FW: poor permissions on ssh binary

David Terrell dbt at meat.net
Fri Jun 29 12:21:59 EST 2001


On Tue, Jun 19, 2001 at 10:14:17AM -0400, Loomis, Rip wrote:
> Advantages of 0711 perms:
> 1.  Doesn't allow non-privileged users to read
> 	the installed binaries (which could
> 	be used to run strings against them to
> 	find out compiled options, etc.)

unprivileged users can probably still do this by attaching to the
running process with a debugger, if they really want to know.  Or
through observing deterministic behavior.

> 2.  Doesn't allow non-privileged users to copy
> 	the installed binaries to other systems
> 	or locations (the copied binaries could
> 	then *potentially* be directly modified
> 	or trojaned--but this is highly unlikely
> 	in today's world).
> 3.  System administrators can still copy the
> 	installed binaries to other systems or
> 	locations.	

System administrators who like to su you mean.

> Note that I don't think that those advantages
> are particularly amazing, and in fact any
> bad guy who wants to do something evil with
> OpenSSH would just start with the source.
> However, the binaries run just fine with the
> current permissions, and there's this important
> security concept called Least Privilege--which
> I'll explain in this case as "one shouldn't go
> around giving users or processes powers that
> they don't absolutely require, because one can't
> always predict future bugs and exposures."

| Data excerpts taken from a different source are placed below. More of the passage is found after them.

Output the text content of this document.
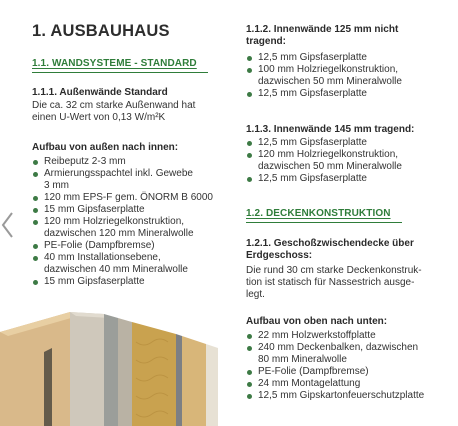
1. AUSBAUHAUS
1.1. WANDSYSTEME - STANDARD
1.1.1. Außenwände Standard
Die ca. 32 cm starke Außenwand hat
einen U-Wert von 0,13 W/m²K
Aufbau von außen nach innen:
Reibeputz 2-3 mm
Armierungsspachtel inkl. Gewebe
3 mm
120 mm EPS-F gem. ÖNORM B 6000
15 mm Gipsfaserplatte
120 mm Holzriegelkonstruktion,
dazwischen 120 mm Mineralwolle
PE-Folie (Dampfbremse)
40 mm Installationsebene,
dazwischen 40 mm Mineralwolle
15 mm Gipsfaserplatte
1.1.2. Innenwände 125 mm nicht
tragend:
12,5 mm Gipsfaserplatte
100 mm Holzriegelkonstruktion,
dazwischen 50 mm Mineralwolle
12,5 mm Gipsfaserplatte
1.1.3. Innenwände 145 mm tragend:
12,5 mm Gipsfaserplatte
120 mm Holzriegelkonstruktion,
dazwischen 50 mm Mineralwolle
12,5 mm Gipsfaserplatte
1.2. DECKENKONSTRUKTION
1.2.1. Geschoßzwischendecke über
Erdgeschoss:
Die rund 30 cm starke Deckenkonstruk-
tion ist statisch für Nassestrich ausge-
legt.
Aufbau von oben nach unten:
22 mm Holzwerkstoffplatte
240 mm Deckenbalken, dazwischen
80 mm Mineralwolle
PE-Folie (Dampfbremse)
24 mm Montagelattung
12,5 mm Gipskartonfeuerschutzplatte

As a system administrator, I like being able to do as little as
root as possible.  Being able to ship ssh binaries from one machine
to another without having to su just to get them is one way to
reduce that.

There's no security hole in making non-setuid or setuid binaries
readable that I know of.  If there are, then those holes should be
fixed.

-- 
David Terrell            | "My question is, if a mime types, isn't 
dbt at meat.net             |  that kinda cheating?"